Délégation de l’OLP reçue au Vatican (251094)
Rome, 25octobre(APIC) Une délégation de l’Organisation de la Libération
de la Palestine (OLP), conduite par Abdul Lateef Abu Hijeh, directeur de
son bureau politique, a rencontré mardi Mgr Jean-Louis Tauran, secrétaire
pour les rapports avec les Etats et numéro 2 de la Secrétairerie d’Etat.
Cette visite, qui fait suite à plusieurs rencontres entre le pape et Yasser
Arafat, avait pour but de concrétiser des «relations stables et officielles» entre le Saint-Siège et l’OLP, après l’établissement de relations diplomatiques décidées par le Vatican et Israël.
La rencontre, précise un communiqué conjoint, a permis de conclure une
série de pourparlers entamés il y a plusieurs mois et dont l’objectif principal est de «renforcer une coopération mutuelle» entre le Saint-Siège et
l’OLP «en tant que représentante du peuple palestinien».
Il a été décidé de donner «un caractère permanent et officiel à tous les
contacts de travail fructueux qui existent déjà depuis longtemps». L’OLP
«ouvrira donc un bureau de représentation au Saint-Siège, avec un directeur
propre», précise le communiqué, tandis que le nonce apostolique en Tunisie
sera responsable des contacts avec les dirigeants palestiniens, cela afin
de «poursuivre le développement des relations mutuelles, de l’entente et de
la coopération».
Les deux parties «sont convaincues que leur décision portera ses fruits
entre le Saint-Siège et le peuple palestinien tout entier» et donnera à
l’Eglise catholique «la possibilité d’apporter son soutien spirituel, éducatif et social en faveur des catholiques palestiniens et des Palestiniens
en général, sans distinction et où qu’ils soient».
L’ouverture du dialogue a aussi pour but de «permettre aux deux parties
de contribuer conjointement à la recherche de la paix et de la justice au
Moyen-Orient». Il veut être «en particulier un élément d’encouragement et
d’espoir en une période délicate et complexe de l’histoire pour le peuple
palestinien, qui multiplie ses efforts pour obtenir des droits inaliénables
par sa liberté et son indépendance».
Les deux parties se sont aussi engagées à coopérer, «chacune selon ses
moyens et caractéristiques propres et selon ses responsabilités, pour la
préservation des valeurs culturelles et religieuses des peuples de la région, qui appartiennent bien à la Terre Sainte et particulièrement à la
Ville Sainte de Jérusalem». Ils oeuvreront «en accord avec la législation
internationale et avec les résolutions des Nations-Unies, en particulier du
Conseil de Sécurité et de l’UNESCO».
Des relations «stables» et «officielles»
Abdul Lateef Abu Hijeh était accompagné de Zuhdi Tarazi et de Nemer Hammad, tandis que Mgr Tauran était assisté de deux collaborateurs de la Secrétairerie d’Etat, Mgr Claudio Celli, sous-secrétaire pour les relations
avec les Etats, et de Mgr Luigi Gatti, conseiller de nonciature.
Comme l’a expliqué le directeur de la salle de presse du Saint-Siège, J.
Navarro Valls, la rencontre de mardi est la conclusion d’une série de colloques dans lesquels on a cherché le meilleur moyen de donner un caractère
«permanent» et «officiel» aux contacts de travail entretenus depuis
plusieurs années.

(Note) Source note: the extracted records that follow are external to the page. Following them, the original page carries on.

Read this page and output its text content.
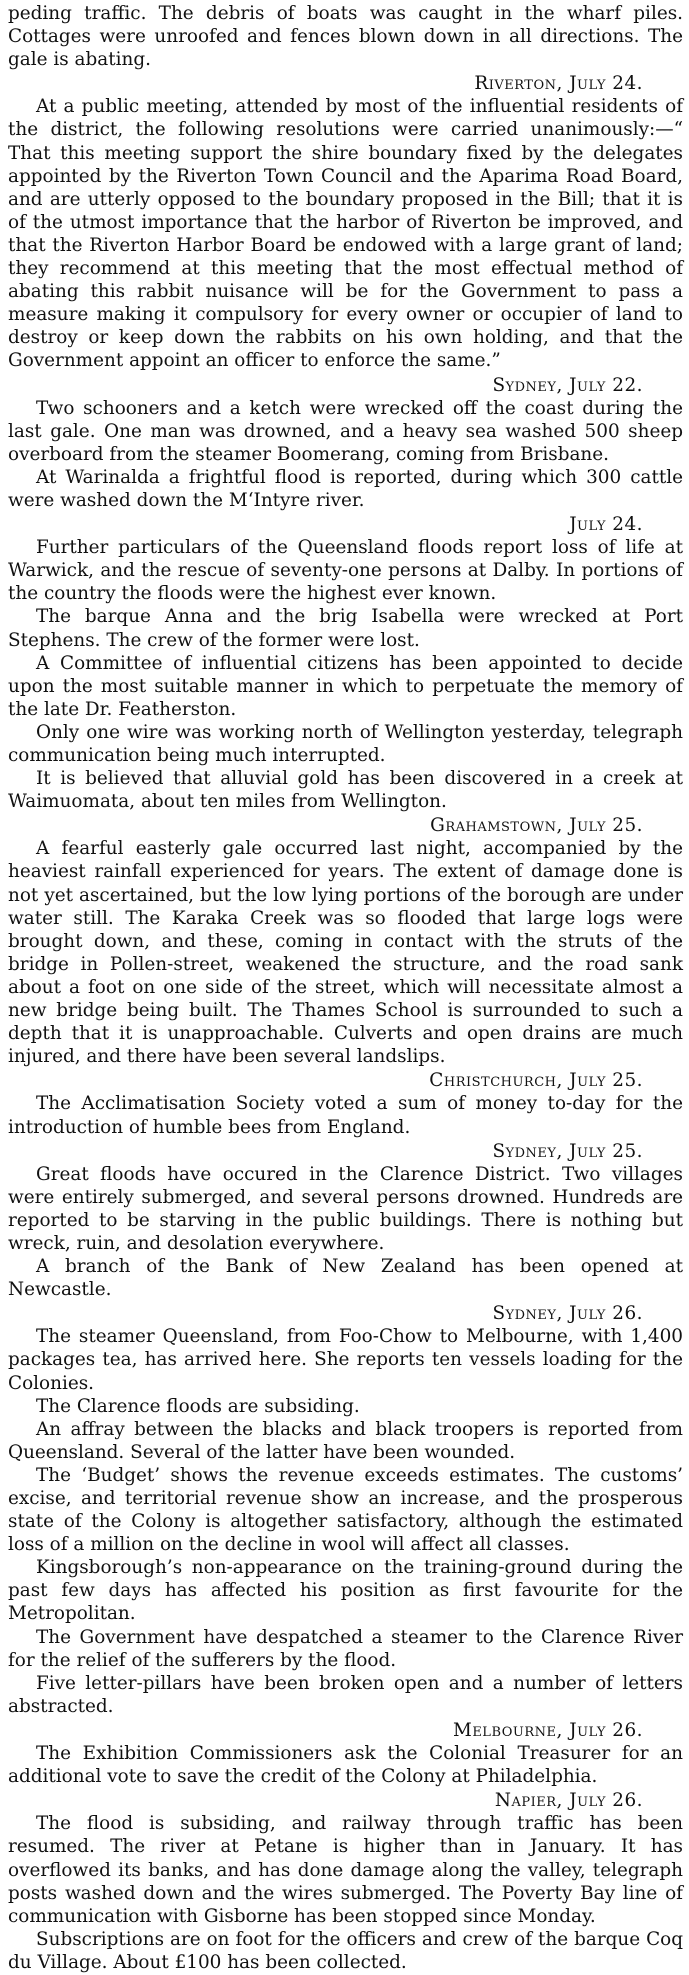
peding traffic. The debris of boats was caught in the wharf piles. Cottages were unroofed and fences blown down in all directions. The gale is abating.
Riverton, July 24.
At a public meeting, attended by most of the influential residents of the district, the following resolutions were carried unanimously:—“ That this meeting support the shire boundary fixed by the delegates appointed by the Riverton Town Council and the Aparima Road Board, and are utterly opposed to the boundary proposed in the Bill; that it is of the utmost importance that the harbor of Riverton be improved, and that the Riverton Harbor Board be endowed with a large grant of land; they recommend at this meeting that the most effectual method of abating this rabbit nuisance will be for the Government to pass a measure making it compulsory for every owner or occupier of land to destroy or keep down the rabbits on his own holding, and that the Government appoint an officer to enforce the same.”
Sydney, July 22.
Two schooners and a ketch were wrecked off the coast during the last gale. One man was drowned, and a heavy sea washed 500 sheep overboard from the steamer Boomerang, coming from Brisbane.
At Warinalda a frightful flood is reported, during which 300 cattle were washed down the M‘Intyre river.
July 24.
Further particulars of the Queensland floods report loss of life at Warwick, and the rescue of seventy-one persons at Dalby. In portions of the country the floods were the highest ever known.
The barque Anna and the brig Isabella were wrecked at Port Stephens. The crew of the former were lost.
A Committee of influential citizens has been appointed to decide upon the most suitable manner in which to perpetuate the memory of the late Dr. Featherston.
Only one wire was working north of Wellington yesterday, telegraph communication being much interrupted.
It is believed that alluvial gold has been discovered in a creek at Waimuomata, about ten miles from Wellington.
Grahamstown, July 25.
A fearful easterly gale occurred last night, accompanied by the heaviest rainfall experienced for years. The extent of damage done is not yet ascertained, but the low lying portions of the borough are under water still. The Karaka Creek was so flooded that large logs were brought down, and these, coming in contact with the struts of the bridge in Pollen-street, weakened the structure, and the road sank about a foot on one side of the street, which will necessitate almost a new bridge being built. The Thames School is surrounded to such a depth that it is unapproachable. Culverts and open drains are much injured, and there have been several landslips.
Christchurch, July 25.
The Acclimatisation Society voted a sum of money to-day for the introduction of humble bees from England.
Sydney, July 25.
Great floods have occured in the Clarence District. Two villages were entirely submerged, and several persons drowned. Hundreds are reported to be starving in the public buildings. There is nothing but wreck, ruin, and desolation everywhere.
A branch of the Bank of New Zealand has been opened at Newcastle.
Sydney, July 26.
The steamer Queensland, from Foo-Chow to Melbourne, with 1,400 packages tea, has arrived here. She reports ten vessels loading for the Colonies.
The Clarence floods are subsiding.
An affray between the blacks and black troopers is reported from Queensland. Several of the latter have been wounded.
The ‘Budget’ shows the revenue exceeds estimates. The customs’ excise, and territorial revenue show an increase, and the prosperous state of the Colony is altogether satisfactory, although the estimated loss of a million on the decline in wool will affect all classes.
Kingsborough’s non-appearance on the training-ground during the past few days has affected his position as first favourite for the Metropolitan.
The Government have despatched a steamer to the Clarence River for the relief of the sufferers by the flood.
Five letter-pillars have been broken open and a number of letters abstracted.
Melbourne, July 26.
The Exhibition Commissioners ask the Colonial Treasurer for an additional vote to save the credit of the Colony at Philadelphia.
Napier, July 26.
The flood is subsiding, and railway through traffic has been resumed. The river at Petane is higher than in January. It has overflowed its banks, and has done damage along the valley, telegraph posts washed down and the wires submerged. The Poverty Bay line of communication with Gisborne has been stopped since Monday.
Subscriptions are on foot for the officers and crew of the barque Coq du Village. About £100 has been collected.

Il ne s’agit pas de relations diplomatiques proprement
dites, mais de relations «stables et officielles», d’un instrument pratique
pour atteindre des buts «d’intérêt commun entre les deux parties» et «d’intérêt général pour les peuples de la région». Bref, d’un «canal permanent
officiel» pour continuer à développer les relations mutuelles.
Le porte-parole du Saint-Siège a rappelé à cette occasion que le SaintSiège n’a pas changé d’attitude face aux réalités du Moyen-Orient, qui n’a
pas encore trouvé à ce jour un règlement adéquat: la situation du peuple
palestinien, la question d’un statut approprié pour la ville sainte de Jérusalem, la situation au Liban, une juste solution pour les questions territoriales existant dans la région.
Les précédents contacts
Rappelons que Yasser Arafat a été reçu par Jean-Paul II à trois reprises: le 15 septembre 1982, le 20 décembre 1988 et le 6 avril 1990 et que le
Saint-Siège a noué des contacts avec l’OLP en 1992, au moment de la normalisation de ses relations avec Israël. Le 23 décembre de cette année là,
Mgr Tauran avait reçu au Vatican Farouk Kadoumi, ministre palestinien des
Affaires Etrangères. Les deux interlocuteurs avaient notamment évoqué la
mise en place d’une commission permanente de travail, sur le modèle de celle qui avait été constituée l’été précédent entre le Saint-Siège et l’Etat
d’Israël.
Le 17 janvier dernier, une délégation de l’OLP avait déjà rencontré Mgr
Tauran à la Secrétairerie d’Etat après avoir été reçue par Mgr Celli, en
présence de Mgr Gatti. Le colloque «long et cordial», qui marquait le début
de «contacts plus fréquents et moins informels», avait été consacré surtout
à «examiner la situation de la Terre Sainte suite aux négociations de paix
et de réaffirmer la position connue du Saint-Siège sur Jérusalem». Il est
notoire que les Palestiniens venaient surtout demander la création d’une
commission bilatérale permanente entre le Vatican et l’OLP, au lendemain
d’accord entre le Saint-Siège et Israël jugé par eux inopportun. Accord
«ayant été signé juste au moment où les négociations entre Juifs et Palestiniens étaient dans l’impasse».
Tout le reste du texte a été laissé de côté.